Clearly, you can’t just plug your old telephones into the LAN. The connectors are different sizes. That’s for good reason. Standard analog telephone equipment is completely incompatible with computer networking standards. There are two ways to resolve this. Either put network adaptors on each phone or replace the phones with newer IP phones that already have standard network interface cards built-in. You’ll probably want to use IP phones because they support more features over the network.
What do the phone lines connect to? There won’t be any outside lines connecting to your building like there are now. In other words, no analog business lines and no ISDN PRI. All the outside lines are connected to the hosted PBX at the service provider. You connect to that service provider using a line called a SIP Trunk. This can be a T1 line or Ethernet over Copper configured for SIP Trunking service.
I should mention that SIP Trunking can be setup to support your current analog telephones and wiring directly. In this case, the provider installs a piece of equipment called an IAD or Integrated Access Device. The IAD splits the SIP Trunk into telephone lines and broadband Internet service. In other words, it supports the two separate networks that you have now.
The whole reason you installed a PBX in the first place was to gain control of your internal calls and manage the sharing of multiple outside lines. The hosted PBX does the same thing from afar. Your internal calls stay on the network so that you don’t pay for office to office calls. Outside calls connect to the public telephone network at the cloud service provider.
A hosted PBX does some tricks that your old PBX doesn’t. You can have offices in many different cities all on the same phone system. You can also have local phone numbers in cities where you have customers but no physical office. Callers may dial a local number in Bangor, Maine and you’ll answer it in Phoenix, Arizona.

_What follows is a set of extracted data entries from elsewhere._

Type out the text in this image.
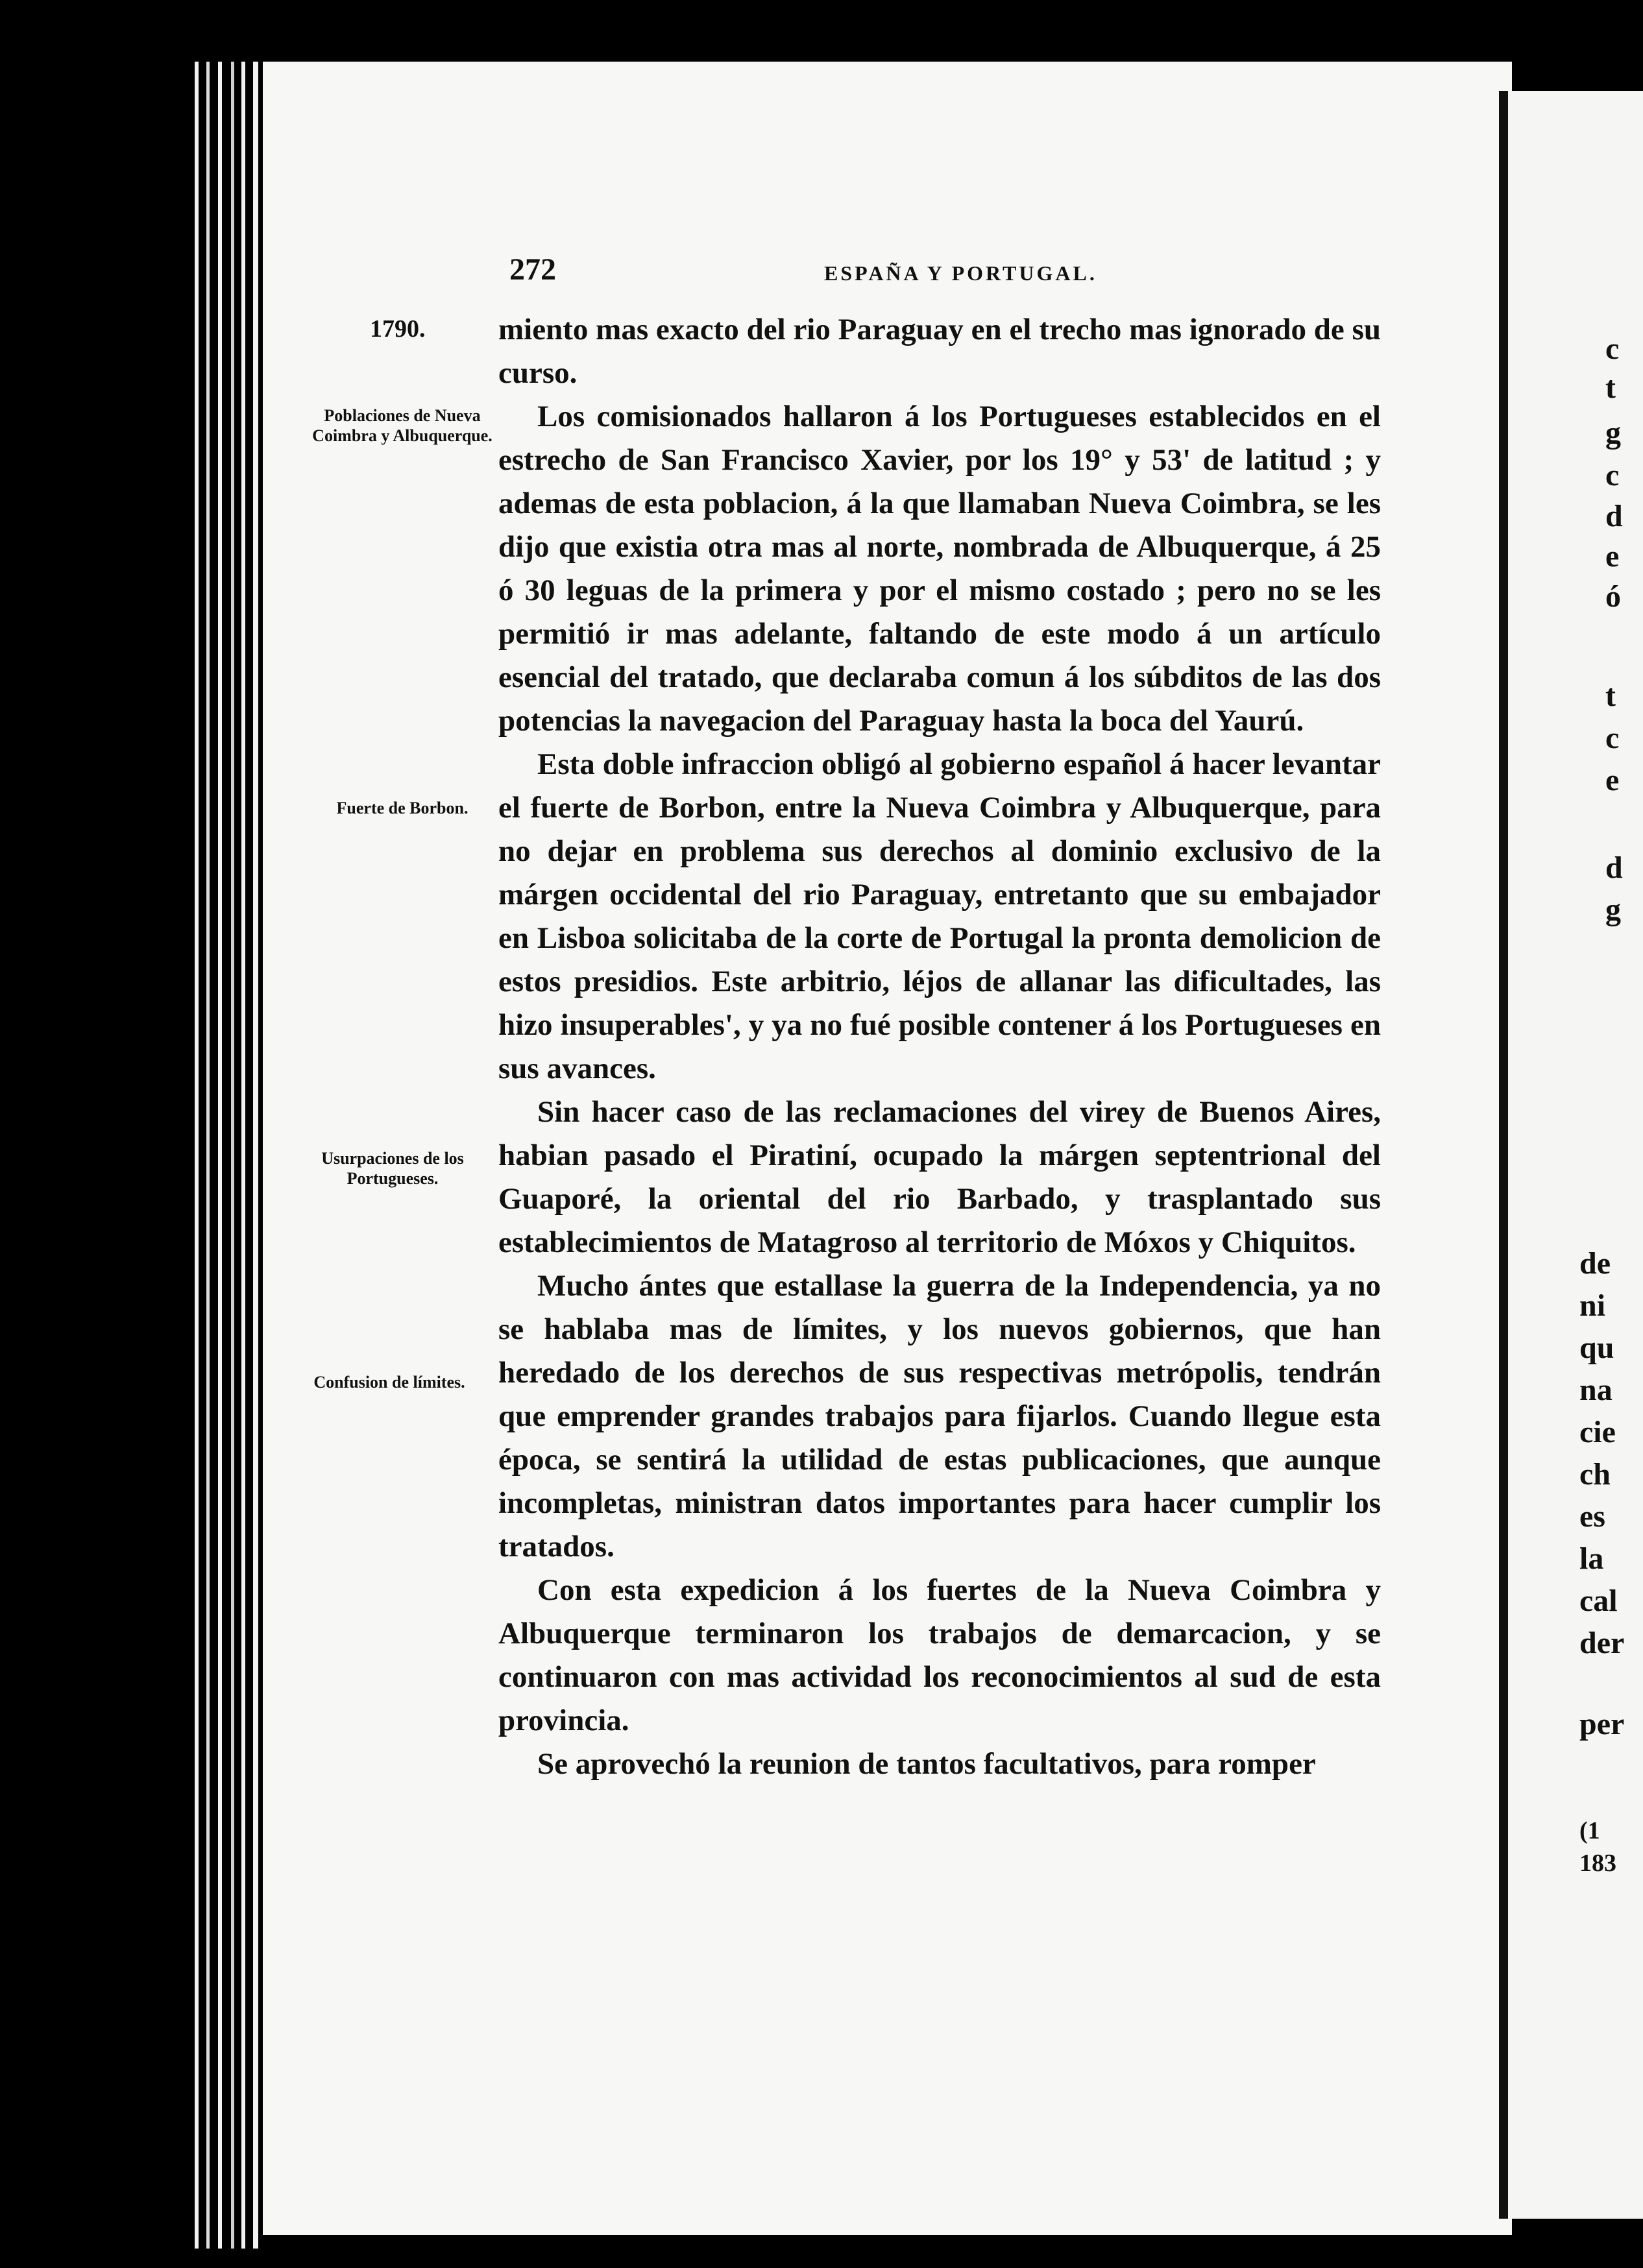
c
t
g
c
d
e
ó
t
c
e
d
g
de
ni
qu
na
cie
ch
es
la
cal
der
per
(1
183
272	ESPAÑA Y PORTUGAL.
1790.
Poblaciones de Nueva Coimbra y Albuquerque.
Fuerte de Borbon.
Usurpaciones de los Portugueses.
Confusion de límites.

miento mas exacto del rio Paraguay en el trecho mas ignorado de su curso.

Los comisionados hallaron á los Portugueses establecidos en el estrecho de San Francisco Xavier, por los 19° y 53' de latitud ; y ademas de esta poblacion, á la que llamaban Nueva Coimbra, se les dijo que existia otra mas al norte, nombrada de Albuquerque, á 25 ó 30 leguas de la primera y por el mismo costado ; pero no se les permitió ir mas adelante, faltando de este modo á un artículo esencial del tratado, que declaraba comun á los súbditos de las dos potencias la navegacion del Paraguay hasta la boca del Yaurú.

Esta doble infraccion obligó al gobierno español á hacer levantar el fuerte de Borbon, entre la Nueva Coimbra y Albuquerque, para no dejar en problema sus derechos al dominio exclusivo de la márgen occidental del rio Paraguay, entretanto que su embajador en Lisboa solicitaba de la corte de Portugal la pronta demolicion de estos presidios. Este arbitrio, léjos de allanar las dificultades, las hizo insuperables', y ya no fué posible contener á los Portugueses en sus avances.

Sin hacer caso de las reclamaciones del virey de Buenos Aires, habian pasado el Piratiní, ocupado la márgen septentrional del Guaporé, la oriental del rio Barbado, y trasplantado sus establecimientos de Matagroso al territorio de Móxos y Chiquitos.

Mucho ántes que estallase la guerra de la Independencia, ya no se hablaba mas de límites, y los nuevos gobiernos, que han heredado de los derechos de sus respectivas metrópolis, tendrán que emprender grandes trabajos para fijarlos. Cuando llegue esta época, se sentirá la utilidad de estas publicaciones, que aunque incompletas, ministran datos importantes para hacer cumplir los tratados.

Con esta expedicion á los fuertes de la Nueva Coimbra y Albuquerque terminaron los trabajos de demarcacion, y se continuaron con mas actividad los reconocimientos al sud de esta provincia.

Se aprovechó la reunion de tantos facultativos, para romper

A major advantage of hosted telephone services is that you don’t have to come up with large amounts of capital to purchase a PBX system nor hire the staff to maintain it. That’s all handled for you by the service provider. They buy a much larger PBX system and have the staff available around the clock to maintain it and handle any problems that arise. You pay by the month for service, which often includes unlimited local and national calling plus a wealth of features to make office operations efficient. Some providers even include the IP phones in your service plan.
Are you getting ready for a telephone system upgrade? Don’t go out for a bank loan yet. Instead, get a quote for cloud hosted PBX telephone service and see if paying by the seat per month rather than making a big investment makes more sense for your business.